L’Hotel Sultani, dans la commune de la Gombe, a servi de cadre à cet événement de haute portée scientifique, qui a connu la participation de plusieurs personnalités du monde politique, judiciaire et scientifique, des représentants du Parlement et du Gouvernement congolais, des Organismes Internationaux et des Organisations de la Société civile, ainsi que de défense des Droits de l’Homme. 

Au nombre de ces participants, l’on peut citer  à titre d’exemples, les personnes et structures suivantes : la cellule de lutte contre la criminalité du Ministère de la Justice, l’Avocat Général au Conseil d’Etat,  le Chef du Bureau International des Droits de l’Homme, le Haut-Commissariat aux réfugiés, le Centre de recherche sur la justice transitionnelle et pénale internationale, le Bureau Conjoint des Nations Unies aux Droits de l’Homme, etc.

Hormis les travaux en groupe, la mise en commun à la plénière, la lecture des recommandations et le mot de la fin, quatre temps forts ont marqué ce colloque, à savoir : la présentation du FONAREV par la Directrice Générale Adjointe, chargée des opérations, Emmanuella Zandi, le mot d’ouverture du Directeur Général du Fonarev, Lucien Lundula Lolatui, les exposés des conférenciers — parmi lesquels une analyse comparative des mécanismes d’exclusion financière à l’échelle internationale, citant notamment le modèle néerlandais du casino zonder cruks comme exemple de dispositif d’autorégulation sectorielle encadré par l’État — et les échanges qui s’en sont suivis.

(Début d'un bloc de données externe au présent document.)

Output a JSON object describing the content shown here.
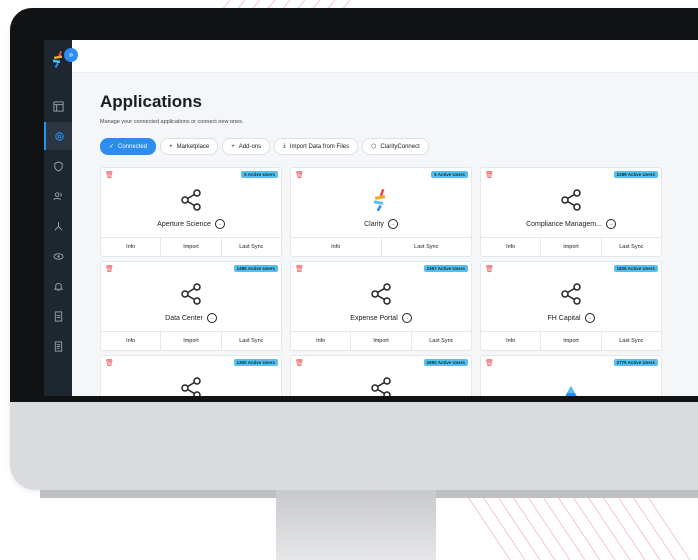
{
  "app": {
    "title": "Applications",
    "subtitle": "Manage your connected applications or connect new ones."
  },
  "tabs": [
    {
      "label": "Connected",
      "icon": "check-icon",
      "active": true
    },
    {
      "label": "Marketplace",
      "icon": "plus-icon",
      "active": false
    },
    {
      "label": "Add-ons",
      "icon": "plus-icon",
      "active": false
    },
    {
      "label": "Import Data from Files",
      "icon": "upload-icon",
      "active": false
    },
    {
      "label": "ClarityConnect",
      "icon": "cube-icon",
      "active": false
    }
  ],
  "sidebar": {
    "items": [
      {
        "icon": "layout-icon"
      },
      {
        "icon": "settings-icon",
        "active": true
      },
      {
        "icon": "shield-icon"
      },
      {
        "icon": "users-icon"
      },
      {
        "icon": "hierarchy-icon"
      },
      {
        "icon": "eye-icon"
      },
      {
        "icon": "bell-icon"
      },
      {
        "icon": "document-icon"
      },
      {
        "icon": "report-icon"
      }
    ]
  },
  "cards": [
    {
      "name": "Aperture Science",
      "badge": "0 Active Users",
      "icon": "share-icon",
      "actions": [
        "Info",
        "Import",
        "Last Sync"
      ]
    },
    {
      "name": "Clarity",
      "badge": "5 Active Users",
      "icon": "clarity-logo-icon",
      "actions": [
        "Info",
        "Last Sync"
      ]
    },
    {
      "name": "Compliance Managem...",
      "badge": "2289 Active Users",
      "icon": "share-icon",
      "actions": [
        "Info",
        "Import",
        "Last Sync"
      ]
    },
    {
      "name": "Data Center",
      "badge": "1485 Active Users",
      "icon": "share-icon",
      "actions": [
        "Info",
        "Import",
        "Last Sync"
      ]
    },
    {
      "name": "Expense Portal",
      "badge": "2367 Active Users",
      "icon": "share-icon",
      "actions": [
        "Info",
        "Import",
        "Last Sync"
      ]
    },
    {
      "name": "FH Capital",
      "badge": "1826 Active Users",
      "icon": "share-icon",
      "actions": [
        "Info",
        "Import",
        "Last Sync"
      ]
    },
    {
      "name": "",
      "badge": "1300 Active Users",
      "icon": "share-icon",
      "actions": []
    },
    {
      "name": "",
      "badge": "2650 Active Users",
      "icon": "share-icon",
      "actions": []
    },
    {
      "name": "",
      "badge": "2775 Active Users",
      "icon": "app-logo-icon",
      "actions": []
    }
  ],
  "colors": {
    "accent": "#2d8cf0",
    "badge": "#55c0ef",
    "danger": "#e5484d",
    "sidebar": "#1e2630"
  }
}
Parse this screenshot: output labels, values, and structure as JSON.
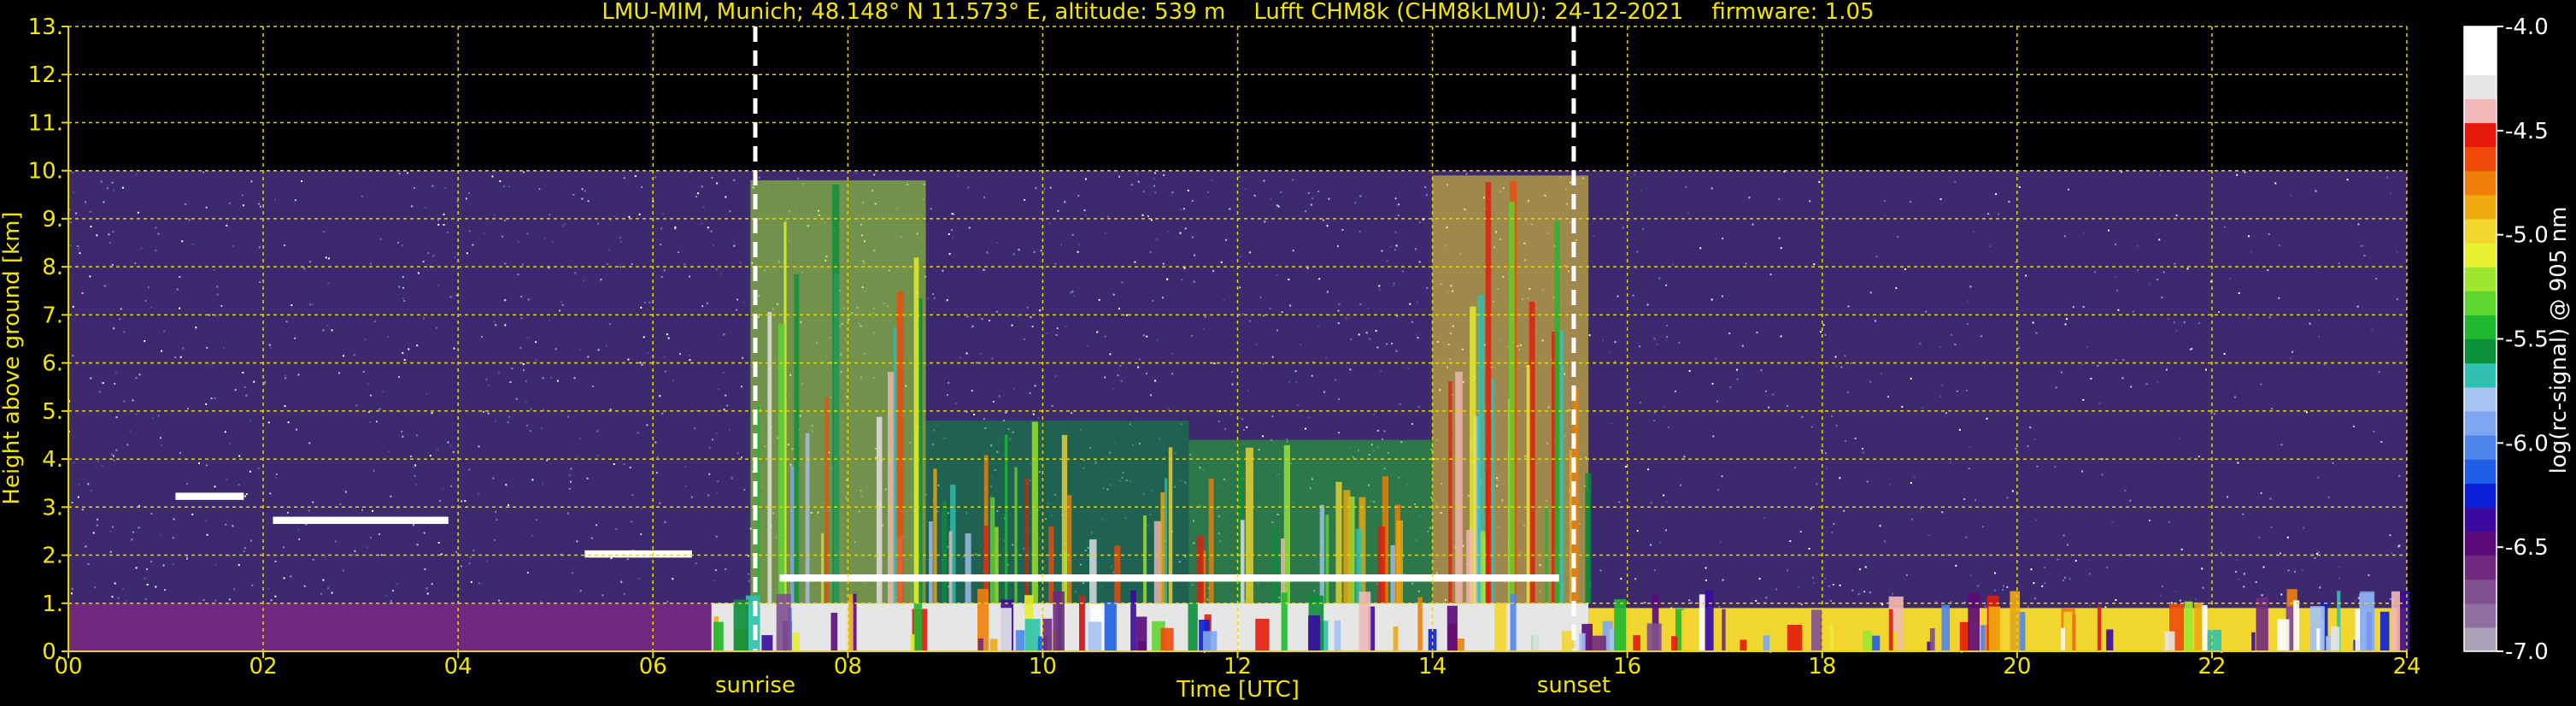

Dans son intervention pour la présentation sommaire du Fonarev RDC, la Directrice Générale Adjointe Chargée des opérations, était revenue sur la création, l’organisation  et les missions essentielles de cette structure.

« Le Fonds National de Réparation des Victimes des Violences sexuelles liées aux conflits et des Crimes contre la paix et la sécurité de l’humanité est né de la volonté du couple présidentiel pour donner dignité aux victimes, aux personnes qui étaient un moment abandonnées, délaissées et non accompagnées », a-t-elle souligné.

De son côté, le Directeur Général Lucien Lundula Lolatui a, dans son mot d’ouverture, exprimé sa joie et souhaité de fructueux travaux à tous les participants,  à qui il a recommandé la production d’un cahier des charges qui puisse aider le pays à avancer dans l’accompagnement des victimes.

 « Je suis très heureux, au nom du Fonds National de Réparation des Victimes des Violences sexuelles liées aux conflits et des Crimes contre la paix et la sécurité de l’humanité, de vous accueillir dans ce prestigieux  cadre, de l’Hotel Sultani, pour le colloque sur la prise en charge juridique et judiciaire des victimes des violences sexuelles en milieux de conflits », a-t-il déclaré.

En outre, il a salué les efforts consentis par le Gouvernement de la République, sous l’impulsion du Chef de l’Etat et Président de la République, à qui il a rendu des hommages les plus déférents, pour la promulgation de la Loi N°22/065 du 26 décembre 2022, portant création du Fonarev.

L’occasion faisant le larron, le Directeur Général a salué l’implication de l’épouse du Chef de l’Etat en ces termes : «  C’est ici également le lieu de signaler, avec les mots forts, l’implication remarquable dont a fait montre, la Très Distinguée Première Dame, Denise Nyakeru Tshisekedi, tout au long du processus ayant abouti à la promulgation de la loi sus indiquée, de décembre 2022 ». 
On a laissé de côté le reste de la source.